Information Regulator shows its teeth with first POPI fine and businesses must take note
After many years of hearing about the Protection of Personal Information (POPI) Act and the effect it would have on businesses in terms of their responsibility to protect personal data, businesses have finally seen the warning shot fired by the Information Regulator - “Get your house in order or you could easily be next to fall foul of POPI and pay a fine, suffer reputational damage, and even possible criminal liability.”
The Information Regulator dishing out a R5-million fine to the Department of Justice and Constitutional Development ("Department") should cause pause for thought for all businesses that process personal information. Fines can go up to R10-million and there can even be jail time if it is found that there was malicious intent leading to a data breach.
In this instance, the Department was fined over a data breach that occurred about two years ago. Despite receiving an enforcement order, the Department did not comply, leading to the country’s first fine under the POPI Act. Perhaps the lesson in this is how easily this could have been averted, as it was found that the Department had not renewed licences for cyber security software - something seemingly so simple but which proved to open the door to the hackers.
The obligation in the event of a data breach is to prove that you did everything in your power to prevent the data breach. In other words, the Information Regulator needs a business to prove that it had put in its best effort to prevent a breach of personal data, and in the case of the Department, it was required to demonstrate the steps it had taken to rectify the problems. Not renewing licences for cyber security software may seem small, but the consequences can be huge.
There absolutely have to be contingencies in place for businesses of all sizes. For example, a monitoring tool may not necessarily give you protection, but it will point you to where there is unusual activity, which could be the site of a data breach. The Information Regulator has been informed of thousands upon thousands of data breaches and so this fine is most certainly a warning shot for businesses across industries.

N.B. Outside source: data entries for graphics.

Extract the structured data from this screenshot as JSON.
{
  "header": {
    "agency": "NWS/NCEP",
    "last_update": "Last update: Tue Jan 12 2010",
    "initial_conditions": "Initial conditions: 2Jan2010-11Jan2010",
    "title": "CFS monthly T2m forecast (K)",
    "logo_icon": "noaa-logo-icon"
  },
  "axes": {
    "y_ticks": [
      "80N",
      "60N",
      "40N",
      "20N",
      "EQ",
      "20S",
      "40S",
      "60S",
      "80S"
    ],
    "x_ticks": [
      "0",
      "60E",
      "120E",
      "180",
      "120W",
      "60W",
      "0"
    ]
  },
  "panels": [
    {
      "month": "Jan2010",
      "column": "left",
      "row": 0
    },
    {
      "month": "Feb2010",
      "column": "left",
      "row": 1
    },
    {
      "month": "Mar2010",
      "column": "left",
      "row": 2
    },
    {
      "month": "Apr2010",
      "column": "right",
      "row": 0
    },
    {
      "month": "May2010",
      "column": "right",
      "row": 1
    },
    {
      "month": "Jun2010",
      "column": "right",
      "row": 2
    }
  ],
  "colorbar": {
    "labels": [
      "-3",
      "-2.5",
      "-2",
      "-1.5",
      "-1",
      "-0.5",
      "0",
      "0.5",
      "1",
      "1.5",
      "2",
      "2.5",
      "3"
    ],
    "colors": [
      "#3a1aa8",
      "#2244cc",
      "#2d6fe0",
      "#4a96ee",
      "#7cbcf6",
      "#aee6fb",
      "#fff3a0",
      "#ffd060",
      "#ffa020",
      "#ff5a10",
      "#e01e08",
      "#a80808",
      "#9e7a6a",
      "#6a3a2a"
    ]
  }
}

In the modern digital world, cross-border movement of data is not unusual, and the European Regulator has issued very big fines to household names for flouting obligations related to the General Data Protection Regulation (GDPR). Factoring in exchange rates a fine from that body would be difficult for any organisation to stomach.
As an absolute starting point, businesses should ensure all their software licences are up to date. Just because they don’t see it affecting their business does not mean it shouldn’t be a priority. It’s important to understand that you need the correct software for your type of business, because not all firewalls or virus protection software are identical, and some are not suitable for certain types of organisations. This means that there must be a proper assessment of a business’s environment so that it can know exactly what protection is needed.
It may be easy to simply use Google to find tools, but these may not be right for certain environments and may require specialised skills to use. The prudent thing to do would be to engage with industry experts who can immerse themselves into an environment and advise on exactly what the business needs, from systems to processes and tools.
In the event of a data breach, a business needs to have peace of mind that not only can it recover important data and continue its operations, but it must also be confident that it can prove to the Information Regulator that it did everything reasonably possible to prevent a data breach, while also having the capability and skills to mitigate against future attacks. Failing to do this turns a business into a sitting duck in an environment where the Information Regulator has shown its teeth.